À la faveur des rencontres fédérales-provinciales convoquées depuis 1986, le chef du gouvernement québécois réaffirme son appui sans faille à la mise en place d'une zone de libre-échange sur ce continent. Les uns qualifieront d'ambiguë cette démarche qui devait trouver un aboutissement presque rituel à la faveur d'une commission parlementaire (juin 1988) où se sont opposés partisans et adversaires de ce traité. D'autres imputeront à une forme d'électoralisme latent ce refus de l'affrontement, cette volonté de minimiser problèmes et divergences. La vérité se situe sans doute quelque part entre ces deux interprétations, là où les paradoxes soutiennent le discours.

De même, les relations du Québec avec les autres gouvernements provinciaux se sont ressenties des contraintes imposées par la volonté de préserver à tout prix l'acquis du lac Meech. Encore ici, cette politique s'est parfois muée en acte de voltige. Ainsi le premier ministre s'est-il bien gardé d'insister sur les divergences fondamentales entre le Québec et l'Ontario au sujet du libre-échange. Fort de l'appui de M. David Peterson en ce qui concerne l'accord constitutionnel de juin 1987, M. Bourassa a réussi à éviter toute controverse avec son homologue ontarien. On pourrait arriver à pareille constatation en examinant en détail l'ensemble des relations entre Québec et les autres capitales provinciales.

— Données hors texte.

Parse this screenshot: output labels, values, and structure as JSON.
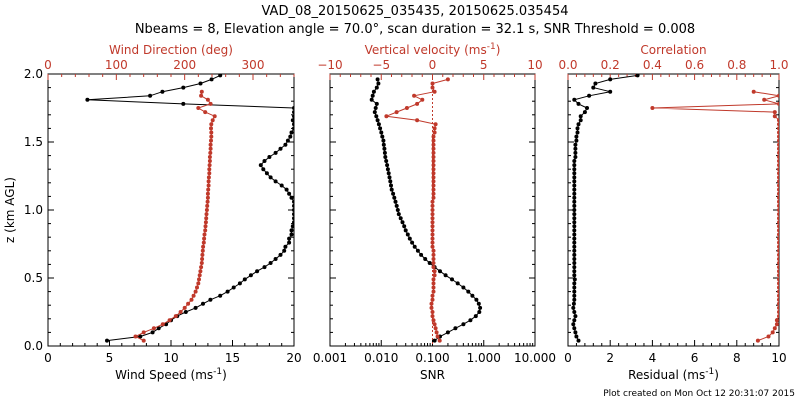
{
  "title": {
    "line1": "VAD_08_20150625_035435, 20150625.035454",
    "line2": "Nbeams = 8, Elevation angle = 70.0°, scan duration = 32.1 s, SNR Threshold = 0.008"
  },
  "footer": "Plot created on Mon Oct 12 20:31:07 2015",
  "colors": {
    "black": "#000000",
    "red": "#c0392b"
  },
  "chart_data": [
    {
      "type": "line",
      "ylabel": "z (km AGL)",
      "ylim": [
        0.0,
        2.0
      ],
      "yticks": [
        "0.0",
        "0.5",
        "1.0",
        "1.5",
        "2.0"
      ],
      "xlabel_bottom": "Wind Speed (ms",
      "xlabel_bottom_sup": "-1",
      "xlabel_bottom_end": ")",
      "xlim_bottom": [
        0,
        20
      ],
      "xticks_bottom": [
        "0",
        "5",
        "10",
        "15",
        "20"
      ],
      "xlabel_top": "Wind Direction (deg)",
      "xlim_top": [
        0,
        360
      ],
      "xticks_top": [
        "0",
        "100",
        "200",
        "300"
      ],
      "series": [
        {
          "axis": "bottom",
          "color": "#000000",
          "z": [
            0.04,
            0.07,
            0.1,
            0.13,
            0.16,
            0.19,
            0.22,
            0.25,
            0.28,
            0.31,
            0.34,
            0.37,
            0.4,
            0.43,
            0.46,
            0.49,
            0.52,
            0.55,
            0.58,
            0.61,
            0.64,
            0.67,
            0.7,
            0.73,
            0.76,
            0.79,
            0.82,
            0.85,
            0.88,
            0.91,
            0.94,
            0.97,
            1.0,
            1.03,
            1.06,
            1.09,
            1.12,
            1.15,
            1.18,
            1.21,
            1.24,
            1.27,
            1.3,
            1.33,
            1.36,
            1.39,
            1.42,
            1.45,
            1.48,
            1.51,
            1.54,
            1.57,
            1.6,
            1.63,
            1.66,
            1.69,
            1.72,
            1.75,
            1.78,
            1.81,
            1.84,
            1.87,
            1.9,
            1.93,
            1.96,
            1.99
          ],
          "values": [
            4.8,
            7.5,
            8.5,
            9.0,
            9.6,
            10.0,
            10.5,
            11.2,
            12.0,
            12.6,
            13.2,
            14.0,
            14.6,
            15.1,
            15.6,
            16.0,
            16.5,
            17.0,
            17.6,
            18.1,
            18.5,
            18.9,
            19.2,
            19.3,
            19.6,
            19.6,
            19.8,
            19.8,
            19.9,
            20.0,
            20.0,
            20.0,
            20.0,
            20.0,
            20.0,
            19.8,
            19.6,
            19.4,
            19.0,
            18.5,
            18.1,
            17.8,
            17.5,
            17.3,
            17.6,
            18.0,
            18.5,
            18.9,
            19.3,
            19.5,
            19.7,
            19.8,
            20.0,
            20.0,
            19.9,
            20.0,
            20.0,
            20.0,
            11.0,
            3.2,
            8.3,
            9.3,
            11.0,
            12.4,
            13.3,
            14.0
          ]
        },
        {
          "axis": "top",
          "color": "#c0392b",
          "z": [
            0.04,
            0.07,
            0.1,
            0.13,
            0.16,
            0.19,
            0.22,
            0.25,
            0.28,
            0.31,
            0.34,
            0.37,
            0.4,
            0.43,
            0.46,
            0.49,
            0.52,
            0.55,
            0.58,
            0.61,
            0.64,
            0.67,
            0.7,
            0.73,
            0.76,
            0.79,
            0.82,
            0.85,
            0.88,
            0.91,
            0.94,
            0.97,
            1.0,
            1.03,
            1.06,
            1.09,
            1.12,
            1.15,
            1.18,
            1.21,
            1.24,
            1.27,
            1.3,
            1.33,
            1.36,
            1.39,
            1.42,
            1.45,
            1.48,
            1.51,
            1.54,
            1.57,
            1.6,
            1.63,
            1.66,
            1.69,
            1.72,
            1.75,
            1.78,
            1.81,
            1.84,
            1.87
          ],
          "values": [
            140,
            128,
            140,
            155,
            168,
            178,
            187,
            194,
            200,
            205,
            210,
            213,
            216,
            218,
            220,
            221,
            222,
            223,
            224,
            225,
            225.5,
            226,
            226.5,
            227,
            228,
            228.5,
            229,
            230,
            230.5,
            231,
            231.5,
            232,
            232.5,
            233,
            233.5,
            234,
            234,
            234.5,
            235,
            235,
            235.5,
            236,
            236,
            236.5,
            237,
            237,
            237.5,
            238,
            238,
            238.5,
            239,
            239,
            238.5,
            239,
            241,
            244,
            230,
            220,
            238,
            234,
            224,
            225
          ]
        }
      ]
    },
    {
      "type": "line",
      "xlabel_bottom": "SNR",
      "xscale_bottom": "log",
      "xlim_bottom": [
        0.001,
        10.0
      ],
      "xticks_bottom": [
        "0.001",
        "0.010",
        "0.100",
        "1.000",
        "10.000"
      ],
      "xlabel_top": "Vertical velocity (ms",
      "xlabel_top_sup": "-1",
      "xlabel_top_end": ")",
      "xlim_top": [
        -10,
        10
      ],
      "xticks_top": [
        "−10",
        "−5",
        "0",
        "5",
        "10"
      ],
      "zero_line": 0,
      "ylim": [
        0.0,
        2.0
      ],
      "series": [
        {
          "axis": "bottom",
          "color": "#000000",
          "z": [
            0.04,
            0.07,
            0.1,
            0.13,
            0.16,
            0.19,
            0.22,
            0.25,
            0.28,
            0.31,
            0.34,
            0.37,
            0.4,
            0.43,
            0.46,
            0.49,
            0.52,
            0.55,
            0.58,
            0.61,
            0.64,
            0.67,
            0.7,
            0.73,
            0.76,
            0.79,
            0.82,
            0.85,
            0.88,
            0.91,
            0.94,
            0.97,
            1.0,
            1.03,
            1.06,
            1.09,
            1.12,
            1.15,
            1.18,
            1.21,
            1.24,
            1.27,
            1.3,
            1.33,
            1.36,
            1.39,
            1.42,
            1.45,
            1.48,
            1.51,
            1.54,
            1.57,
            1.6,
            1.63,
            1.66,
            1.69,
            1.72,
            1.75,
            1.78,
            1.81,
            1.84,
            1.87,
            1.9,
            1.93,
            1.96
          ],
          "values": [
            0.11,
            0.14,
            0.2,
            0.28,
            0.4,
            0.55,
            0.7,
            0.82,
            0.85,
            0.8,
            0.72,
            0.6,
            0.5,
            0.4,
            0.31,
            0.24,
            0.18,
            0.14,
            0.11,
            0.088,
            0.072,
            0.06,
            0.052,
            0.045,
            0.04,
            0.036,
            0.033,
            0.03,
            0.028,
            0.026,
            0.024,
            0.022,
            0.021,
            0.02,
            0.019,
            0.018,
            0.017,
            0.016,
            0.0155,
            0.015,
            0.0145,
            0.014,
            0.0135,
            0.013,
            0.0125,
            0.012,
            0.0118,
            0.0115,
            0.0112,
            0.011,
            0.0105,
            0.01,
            0.0095,
            0.009,
            0.0085,
            0.008,
            0.0075,
            0.0078,
            0.0082,
            0.0065,
            0.0068,
            0.0072,
            0.0082,
            0.0088,
            0.0085
          ]
        },
        {
          "axis": "top",
          "color": "#c0392b",
          "z": [
            0.04,
            0.07,
            0.1,
            0.13,
            0.16,
            0.19,
            0.22,
            0.25,
            0.28,
            0.31,
            0.34,
            0.37,
            0.4,
            0.43,
            0.46,
            0.49,
            0.52,
            0.55,
            0.58,
            0.61,
            0.64,
            0.67,
            0.7,
            0.73,
            0.76,
            0.79,
            0.82,
            0.85,
            0.88,
            0.91,
            0.94,
            0.97,
            1.0,
            1.03,
            1.06,
            1.09,
            1.12,
            1.15,
            1.18,
            1.21,
            1.24,
            1.27,
            1.3,
            1.33,
            1.36,
            1.39,
            1.42,
            1.45,
            1.48,
            1.51,
            1.54,
            1.57,
            1.6,
            1.63,
            1.66,
            1.69,
            1.72,
            1.75,
            1.78,
            1.81,
            1.84,
            1.87,
            1.9,
            1.93,
            1.96
          ],
          "values": [
            0.7,
            0.5,
            0.4,
            0.3,
            0.2,
            0.1,
            0.0,
            0.0,
            -0.1,
            -0.1,
            0.0,
            0.0,
            0.1,
            0.1,
            0.1,
            0.1,
            0.2,
            0.2,
            0.1,
            0.1,
            0.1,
            0.1,
            0.1,
            0.0,
            0.0,
            0.0,
            0.0,
            0.0,
            0.0,
            0.0,
            0.0,
            0.0,
            0.0,
            0.0,
            0.0,
            0.1,
            0.1,
            0.1,
            0.1,
            0.1,
            0.1,
            0.1,
            0.1,
            0.1,
            0.1,
            0.1,
            0.1,
            0.1,
            0.1,
            0.1,
            0.1,
            0.2,
            0.2,
            0.3,
            -1.5,
            -4.5,
            -3.5,
            -2.5,
            -1.5,
            -1.0,
            -1.8,
            0.2,
            0.0,
            0.0,
            1.5
          ]
        }
      ]
    },
    {
      "type": "line",
      "xlabel_bottom": "Residual (ms",
      "xlabel_bottom_sup": "-1",
      "xlabel_bottom_end": ")",
      "xlim_bottom": [
        0,
        10
      ],
      "xticks_bottom": [
        "0",
        "2",
        "4",
        "6",
        "8",
        "10"
      ],
      "xlabel_top": "Correlation",
      "xlim_top": [
        0.0,
        1.0
      ],
      "xticks_top": [
        "0.0",
        "0.2",
        "0.4",
        "0.6",
        "0.8",
        "1.0"
      ],
      "ylim": [
        0.0,
        2.0
      ],
      "series": [
        {
          "axis": "bottom",
          "color": "#000000",
          "z": [
            0.04,
            0.07,
            0.1,
            0.13,
            0.16,
            0.19,
            0.22,
            0.25,
            0.28,
            0.31,
            0.34,
            0.37,
            0.4,
            0.43,
            0.46,
            0.49,
            0.52,
            0.55,
            0.58,
            0.61,
            0.64,
            0.67,
            0.7,
            0.73,
            0.76,
            0.79,
            0.82,
            0.85,
            0.88,
            0.91,
            0.94,
            0.97,
            1.0,
            1.03,
            1.06,
            1.09,
            1.12,
            1.15,
            1.18,
            1.21,
            1.24,
            1.27,
            1.3,
            1.33,
            1.36,
            1.39,
            1.42,
            1.45,
            1.48,
            1.51,
            1.54,
            1.57,
            1.6,
            1.63,
            1.66,
            1.69,
            1.72,
            1.75,
            1.78,
            1.81,
            1.84,
            1.87,
            1.9,
            1.93,
            1.96,
            1.99
          ],
          "values": [
            0.5,
            0.4,
            0.35,
            0.3,
            0.25,
            0.3,
            0.35,
            0.3,
            0.25,
            0.28,
            0.3,
            0.3,
            0.3,
            0.3,
            0.3,
            0.32,
            0.3,
            0.3,
            0.3,
            0.3,
            0.3,
            0.3,
            0.3,
            0.3,
            0.3,
            0.3,
            0.3,
            0.3,
            0.3,
            0.3,
            0.3,
            0.3,
            0.3,
            0.3,
            0.3,
            0.3,
            0.3,
            0.3,
            0.3,
            0.3,
            0.3,
            0.3,
            0.3,
            0.3,
            0.3,
            0.35,
            0.35,
            0.35,
            0.35,
            0.4,
            0.4,
            0.45,
            0.45,
            0.5,
            0.6,
            0.6,
            0.8,
            0.9,
            0.5,
            0.3,
            1.0,
            2.0,
            1.2,
            1.3,
            2.0,
            3.3
          ]
        },
        {
          "axis": "top",
          "color": "#c0392b",
          "z": [
            0.04,
            0.07,
            0.1,
            0.13,
            0.16,
            0.19,
            0.22,
            0.25,
            0.28,
            0.31,
            0.34,
            0.37,
            0.4,
            0.43,
            0.46,
            0.49,
            0.52,
            0.55,
            0.58,
            0.61,
            0.64,
            0.67,
            0.7,
            0.73,
            0.76,
            0.79,
            0.82,
            0.85,
            0.88,
            0.91,
            0.94,
            0.97,
            1.0,
            1.03,
            1.06,
            1.09,
            1.12,
            1.15,
            1.18,
            1.21,
            1.24,
            1.27,
            1.3,
            1.33,
            1.36,
            1.39,
            1.42,
            1.45,
            1.48,
            1.51,
            1.54,
            1.57,
            1.6,
            1.63,
            1.66,
            1.69,
            1.72,
            1.75,
            1.78,
            1.81,
            1.84,
            1.87
          ],
          "values": [
            0.9,
            0.95,
            0.97,
            0.98,
            0.99,
            0.99,
            1.0,
            1.0,
            1.0,
            1.0,
            1.0,
            1.0,
            1.0,
            1.0,
            1.0,
            1.0,
            1.0,
            1.0,
            1.0,
            1.0,
            1.0,
            1.0,
            1.0,
            1.0,
            1.0,
            1.0,
            1.0,
            1.0,
            1.0,
            1.0,
            1.0,
            1.0,
            1.0,
            1.0,
            1.0,
            1.0,
            1.0,
            1.0,
            1.0,
            1.0,
            1.0,
            1.0,
            1.0,
            1.0,
            1.0,
            1.0,
            1.0,
            1.0,
            1.0,
            1.0,
            1.0,
            1.0,
            1.0,
            1.0,
            1.0,
            0.98,
            0.98,
            0.4,
            1.0,
            0.93,
            1.0,
            0.88
          ]
        }
      ]
    }
  ]
}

Cette prudence consentie comporte toutefois un revers négatif. La méfiance, pour ne pas dire plus, de M. Peterson envers le traité de libre-échange n'incite sûrement pas le Québec à presser ce dernier de jouer les émissaires officieux auprès des opposants à l'accord constitutionnel: le premier ministre du Nouveau-Brunswick et la nouvelle tête d'affiche des libéraux du Manitoba, Mme Carstairs.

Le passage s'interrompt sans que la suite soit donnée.